The Constructed Environment’s Updates

In Memoriam: Important Buildings Lost in 2015

CityLab | Article Link | by Kriston Capps

Image courtesy of Wikimedia Commons

Brutalism lost the good fight in 2015. One of its most important icons, the Orange County Government Center in Goshen, New York, fell to the wrecking ball this year. Paul Rudolph’s many-eyed monster should still be standing today.

The odds were never so stacked against it as its detractors might think. The Government Center has been on the chopping block since 2011, when it was damaged by Hurricane Irene following decades of neglect. Its supporters rallied this year, when Gene Kaufman, a prominent New York architect, offered to buy and restore the building to turn it into an artists’ residency and exhibit space. Kaufman even offered to design a new government building next door—for millions less than what Orange County was looking to pay. “A no-brainer,” as Michael Kimmelman put it in The New York Times.

The local daily, The Times Herald-Record, nodded in agreement. “What started for [Kaufman] as a hope to preserve a unique building has turned into something else, a chance for the county and especially the Village of Goshen to get more and spend less than they have considered in any other circumstance,” one editorial reads. By tearing down the Government Center, the county was giving up a cultural asset others had deemed valuable—as in purchasable.
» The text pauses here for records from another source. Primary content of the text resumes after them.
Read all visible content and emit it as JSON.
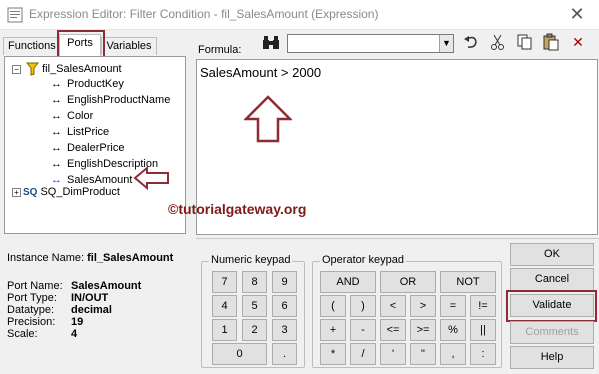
{
  "window": {
    "title": "Expression Editor: Filter Condition - fil_SalesAmount (Expression)",
    "close_glyph": "✕"
  },
  "tabs": [
    {
      "label": "Functions",
      "active": false
    },
    {
      "label": "Ports",
      "active": true
    },
    {
      "label": "Variables",
      "active": false
    }
  ],
  "tree": {
    "root": {
      "label": "fil_SalesAmount",
      "expander": "−"
    },
    "items": [
      {
        "label": "ProductKey",
        "arrow": "↔",
        "selected": false
      },
      {
        "label": "EnglishProductName",
        "arrow": "↔",
        "selected": false
      },
      {
        "label": "Color",
        "arrow": "↔",
        "selected": false
      },
      {
        "label": "ListPrice",
        "arrow": "↔",
        "selected": false
      },
      {
        "label": "DealerPrice",
        "arrow": "↔",
        "selected": false
      },
      {
        "label": "EnglishDescription",
        "arrow": "↔",
        "selected": false
      },
      {
        "label": "SalesAmount",
        "arrow": "↔",
        "selected": true
      }
    ],
    "source": {
      "label": "SQ_DimProduct",
      "icon_text": "SQ",
      "expander": "+"
    }
  },
  "instance": {
    "label": "Instance Name:",
    "value": "fil_SalesAmount"
  },
  "port_props": [
    {
      "key": "Port Name:",
      "value": "SalesAmount"
    },
    {
      "key": "Port Type:",
      "value": "IN/OUT"
    },
    {
      "key": "Datatype:",
      "value": "decimal"
    },
    {
      "key": "Precision:",
      "value": "19"
    },
    {
      "key": "Scale:",
      "value": "4"
    }
  ],
  "formula": {
    "label": "Formula:",
    "text": "SalesAmount > 2000",
    "search_value": ""
  },
  "toolbar_icons": [
    "binoculars-icon",
    "undo-icon",
    "copy-icon",
    "paste-icon",
    "delete-icon"
  ],
  "watermark": "©tutorialgateway.org",
  "numeric_keypad": {
    "title": "Numeric keypad",
    "rows": [
      [
        "7",
        "8",
        "9"
      ],
      [
        "4",
        "5",
        "6"
      ],
      [
        "1",
        "2",
        "3"
      ],
      [
        "0",
        "."
      ]
    ]
  },
  "operator_keypad": {
    "title": "Operator keypad",
    "row1": [
      "AND",
      "OR",
      "NOT"
    ],
    "rows": [
      [
        "(",
        ")",
        "<",
        ">",
        "=",
        "!="
      ],
      [
        "+",
        "-",
        "<=",
        ">=",
        "%",
        "||"
      ],
      [
        "*",
        "/",
        "'",
        "\"",
        ",",
        ":"
      ]
    ]
  },
  "side_buttons": {
    "ok": "OK",
    "cancel": "Cancel",
    "validate": "Validate",
    "comments": "Comments",
    "help": "Help"
  },
  "colors": {
    "highlight": "#8e2c34",
    "watermark": "#7d1a1a",
    "selected_arrow": "#2a3fd8"
  }
}
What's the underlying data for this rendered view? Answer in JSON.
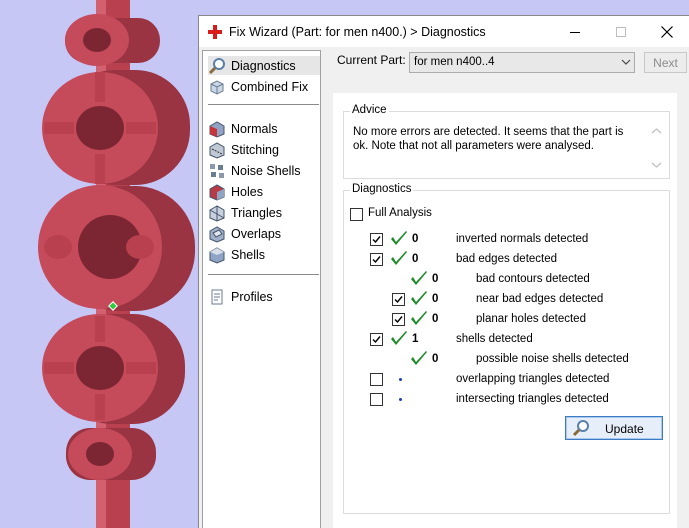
{
  "window": {
    "title": "Fix Wizard (Part: for men n400.) > Diagnostics",
    "close_glyph": "✕"
  },
  "sidebar": {
    "items": [
      {
        "label": "Diagnostics",
        "icon": "magnifier-icon",
        "selected": true
      },
      {
        "label": "Combined Fix",
        "icon": "cube-icon"
      },
      {
        "label": "Normals",
        "icon": "normals-icon"
      },
      {
        "label": "Stitching",
        "icon": "stitching-icon"
      },
      {
        "label": "Noise Shells",
        "icon": "noise-shells-icon"
      },
      {
        "label": "Holes",
        "icon": "holes-icon"
      },
      {
        "label": "Triangles",
        "icon": "triangles-icon"
      },
      {
        "label": "Overlaps",
        "icon": "overlaps-icon"
      },
      {
        "label": "Shells",
        "icon": "shells-icon"
      },
      {
        "label": "Profiles",
        "icon": "profiles-icon"
      }
    ]
  },
  "header": {
    "current_part_label": "Current Part:",
    "part_value": "for men n400..4",
    "next_label": "Next"
  },
  "advice": {
    "title": "Advice",
    "text": "No more errors are detected. It seems that the part is ok. Note that not all parameters were analysed."
  },
  "diagnostics": {
    "title": "Diagnostics",
    "full_analysis_label": "Full Analysis",
    "full_analysis_checked": false,
    "rows": [
      {
        "label": "inverted normals detected",
        "count": "0",
        "checked": true,
        "status": "ok",
        "indent": 0
      },
      {
        "label": "bad edges detected",
        "count": "0",
        "checked": true,
        "status": "ok",
        "indent": 0
      },
      {
        "label": "bad contours detected",
        "count": "0",
        "checked": null,
        "status": "ok",
        "indent": 1
      },
      {
        "label": "near bad edges detected",
        "count": "0",
        "checked": true,
        "status": "ok",
        "indent": 1
      },
      {
        "label": "planar holes detected",
        "count": "0",
        "checked": true,
        "status": "ok",
        "indent": 1
      },
      {
        "label": "shells detected",
        "count": "1",
        "checked": true,
        "status": "ok",
        "indent": 0
      },
      {
        "label": "possible noise shells detected",
        "count": "0",
        "checked": null,
        "status": "ok",
        "indent": 1
      },
      {
        "label": "overlapping triangles detected",
        "count": "",
        "checked": false,
        "status": "pending",
        "indent": 0
      },
      {
        "label": "intersecting triangles detected",
        "count": "",
        "checked": false,
        "status": "pending",
        "indent": 0
      }
    ],
    "update_label": "Update"
  },
  "colors": {
    "model": "#c54a5a",
    "model_dark": "#8e2f3b",
    "background": "#c7c7f5",
    "ok_tick": "#1e8a2a",
    "pending_dot": "#1d3fb8"
  }
}
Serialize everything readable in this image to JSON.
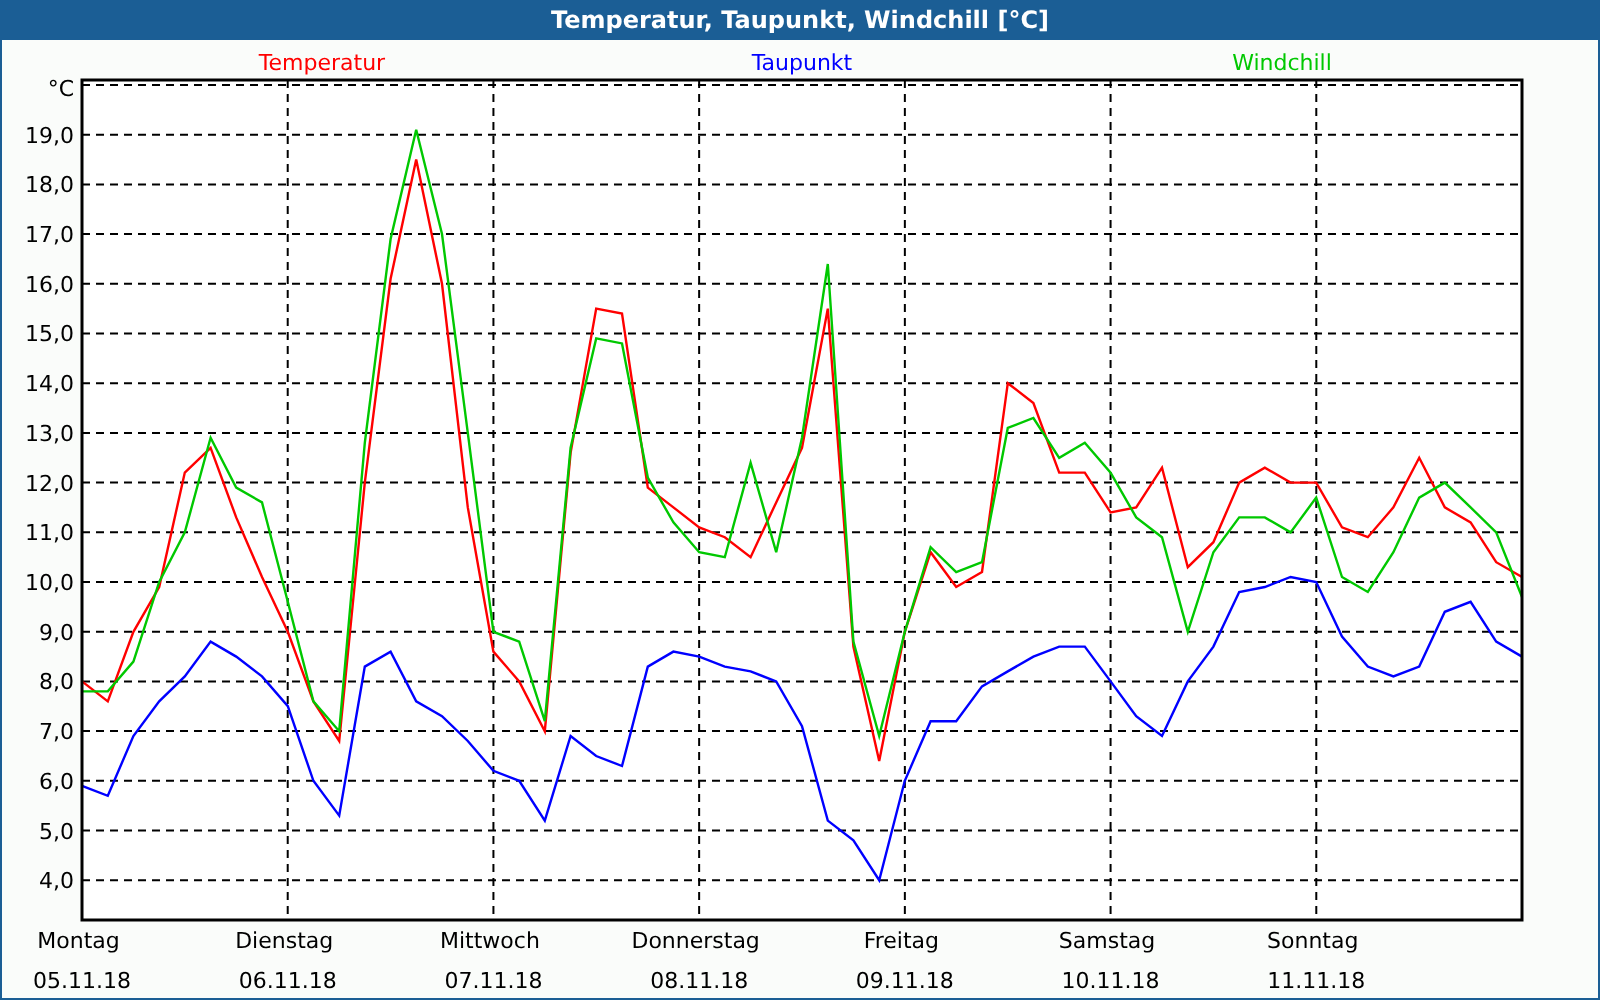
{
  "window": {
    "title": "Temperatur, Taupunkt, Windchill [°C]"
  },
  "chart": {
    "chart_data": {
      "type": "line",
      "grid": true,
      "ylabel": "°C",
      "categories": [
        "Montag 05.11.18",
        null,
        null,
        null,
        null,
        null,
        null,
        null,
        "Dienstag 06.11.18",
        null,
        null,
        null,
        null,
        null,
        null,
        null,
        "Mittwoch 07.11.18",
        null,
        null,
        null,
        null,
        null,
        null,
        null,
        "Donnerstag 08.11.18",
        null,
        null,
        null,
        null,
        null,
        null,
        null,
        "Freitag 09.11.18",
        null,
        null,
        null,
        null,
        null,
        null,
        null,
        "Samstag 10.11.18",
        null,
        null,
        null,
        null,
        null,
        null,
        null,
        "Sonntag 11.11.18",
        null,
        null,
        null,
        null,
        null,
        null,
        null,
        null
      ],
      "ylim": [
        3.2,
        20.1
      ],
      "yticks": [
        {
          "value": 4,
          "label": "4,0"
        },
        {
          "value": 5,
          "label": "5,0"
        },
        {
          "value": 6,
          "label": "6,0"
        },
        {
          "value": 7,
          "label": "7,0"
        },
        {
          "value": 8,
          "label": "8,0"
        },
        {
          "value": 9,
          "label": "9,0"
        },
        {
          "value": 10,
          "label": "10,0"
        },
        {
          "value": 11,
          "label": "11,0"
        },
        {
          "value": 12,
          "label": "12,0"
        },
        {
          "value": 13,
          "label": "13,0"
        },
        {
          "value": 14,
          "label": "14,0"
        },
        {
          "value": 15,
          "label": "15,0"
        },
        {
          "value": 16,
          "label": "16,0"
        },
        {
          "value": 17,
          "label": "17,0"
        },
        {
          "value": 18,
          "label": "18,0"
        },
        {
          "value": 19,
          "label": "19,0"
        }
      ],
      "series": [
        {
          "name": "Temperatur",
          "color": "#ff0000",
          "values": [
            8.0,
            7.6,
            9.0,
            9.9,
            12.2,
            12.7,
            11.3,
            10.1,
            9.0,
            7.6,
            6.8,
            12.0,
            16.1,
            18.5,
            16.0,
            11.5,
            8.6,
            8.0,
            7.0,
            12.6,
            15.5,
            15.4,
            11.9,
            11.5,
            11.1,
            10.9,
            10.5,
            11.6,
            12.7,
            15.5,
            8.7,
            6.4,
            9.0,
            10.6,
            9.9,
            10.2,
            14.0,
            13.6,
            12.2,
            12.2,
            11.4,
            11.5,
            12.3,
            10.3,
            10.8,
            12.0,
            12.3,
            12.0,
            12.0,
            11.1,
            10.9,
            11.5,
            12.5,
            11.5,
            11.2,
            10.4,
            10.1
          ]
        },
        {
          "name": "Taupunkt",
          "color": "#0000ff",
          "values": [
            5.9,
            5.7,
            6.9,
            7.6,
            8.1,
            8.8,
            8.5,
            8.1,
            7.5,
            6.0,
            5.3,
            8.3,
            8.6,
            7.6,
            7.3,
            6.8,
            6.2,
            6.0,
            5.2,
            6.9,
            6.5,
            6.3,
            8.3,
            8.6,
            8.5,
            8.3,
            8.2,
            8.0,
            7.1,
            5.2,
            4.8,
            4.0,
            6.0,
            7.2,
            7.2,
            7.9,
            8.2,
            8.5,
            8.7,
            8.7,
            8.0,
            7.3,
            6.9,
            8.0,
            8.7,
            9.8,
            9.9,
            10.1,
            10.0,
            8.9,
            8.3,
            8.1,
            8.3,
            9.4,
            9.6,
            8.8,
            8.5
          ]
        },
        {
          "name": "Windchill",
          "color": "#00c800",
          "values": [
            7.8,
            7.8,
            8.4,
            10.0,
            11.0,
            12.9,
            11.9,
            11.6,
            9.6,
            7.6,
            7.0,
            12.8,
            16.9,
            19.1,
            17.0,
            13.0,
            9.0,
            8.8,
            7.2,
            12.7,
            14.9,
            14.8,
            12.1,
            11.2,
            10.6,
            10.5,
            12.4,
            10.6,
            12.9,
            16.4,
            8.8,
            6.9,
            9.0,
            10.7,
            10.2,
            10.4,
            13.1,
            13.3,
            12.5,
            12.8,
            12.2,
            11.3,
            10.9,
            9.0,
            10.6,
            11.3,
            11.3,
            11.0,
            11.7,
            10.1,
            9.8,
            10.6,
            11.7,
            12.0,
            11.5,
            11.0,
            9.7
          ]
        }
      ]
    }
  }
}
Steven Neuhaus, the Orange County executive, nevertheless plowed ahead, vetoing a county bill to hear out Kaufman’s proposal for a “two-building solution.” County legislators declined to override the executive’s veto, and efforts by one attorney to stall the process through the courts ultimately failed. In lieu of a combined government complex and arts center, Orange County is proceeding with a demolition and replacement scheme that has been rife with cost overruns, charges of nepotism, and accusations of environmental neglect.